2. Filter Optimization
File Size Filtering
{
"attachment_filter": {
"file_size_min": 1024, // Exclude tiny files
"file_size_max": 52428800 // Exclude files larger than 50MB
}
}
Author Filtering
{
"attachment_filter": {
"author": "architecture-team" // Specific team
}
}
3. Performance Optimization
Limit File Types
{
"attachment_filter": {
"file_type": "pdf", // Only search specific types
"attachments_only": true // Skip parent document content
}
}
Control Result Size
{
"limit": 5 // Fewer results for faster response
}
🎨 Result Interpretation
Understanding Attachment Results
File Information
📄 api-documentation.pdf (2.3 MB)
├── 📊 Metadata
│ ├── Author: technical-writing-team
│ ├── File Type: application/pdf
│ └── Size: 2.3 MB
├── 🔍 Content Preview
│ └── "This document provides comprehensive API documentation..."
├── 📁 Parent Context
│ ├── Document: API Reference Guide
│ └── Section: Complete API Documentation
└── 🔗 Related Files
├── api-examples.json
├── postman-collection.json
└── api-changelog.md
Similarity Scoring
Attachment search uses specialized similarity scoring:
Content Similarity: 0.89 (text content match)

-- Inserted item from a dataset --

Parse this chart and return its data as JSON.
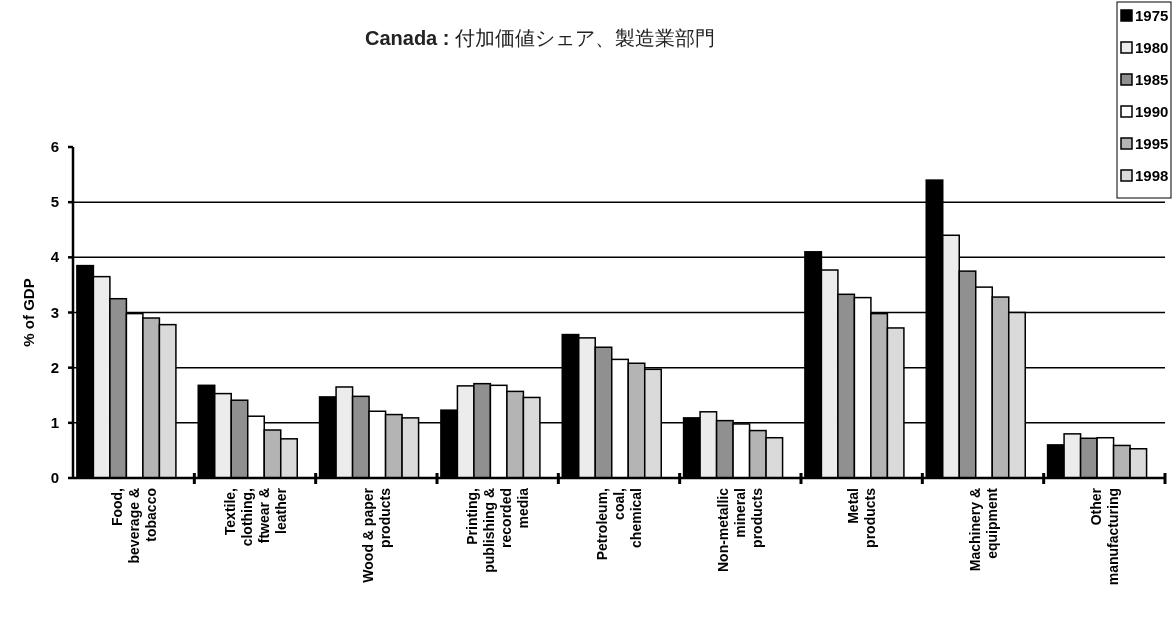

Metadata Similarity: 0.76 (file properties match)
Context Similarity: 0.82 (parent document relevance)
Overall Score: 0.85 (weighted combination)
Quality Indicators
High-Quality Results
- High content similarity (>0.8)
- Rich metadata (author, creation date, etc.)
- Clear parent context (well-documented source)
- Appropriate file size (not too small or large)
Lower-Quality Results
- Low content similarity (<0.6)
- Missing metadata (unknown author, no dates)
- Orphaned files (no clear parent context)
- Unusual file sizes (very small or very large)
🔗 Integration with Other Search Tools
Combining Search Strategies
1. Start with Semantic Search
Query: "deployment procedures"
→ Find general documentation about deployment
2. Use Attachment Search for Details
Query: "deployment scripts and configurations"
Parameters: {
"attachment_filter": {
"file_type": "yaml"
}
}
→ Find specific implementation files
3. Use Hierarchy Search for Context
Query: "deployment documentation structure"
→ Understand how deployment docs are organized
Multi-Tool Workflow
1. Semantic Search: "API authentication methods"
→ Understand authentication concepts
2. Attachment Search: "authentication configuration files"
→ Find implementation details
3. Hierarchy Search: "authentication documentation structure"
→ See how auth docs are organized
4. Attachment Search: "authentication examples and code"
→ Find practical examples
🔗 Related Documentation
- MCP Server Overview - Complete MCP server guide
- Search Capabilities - All search tools overview
- Hierarchy Search - Document structure navigation
- Setup and Integration - MCP server setup
📋 Attachment Search Checklist
- [ ] Understand file types in your knowledge base
- [ ] Use file-type specific queries for targeted search
- [ ] Apply appropriate filters (size, author, file type)
- [ ] Include parent context for complete understanding
- [ ] Check file metadata for quality and relevance
- [ ] Combine with other search tools for comprehensive results
- [ ] Optimize performance with appropriate limits
Unlock the hidden knowledge in your files! 📎
Attachment search reveals the wealth of information stored in your files - from detailed specifications in PDFs to data insights in spreadsheets to visual knowledge in diagrams. By understanding how to search and interpret file attachments, you can access the complete picture of your knowledge base.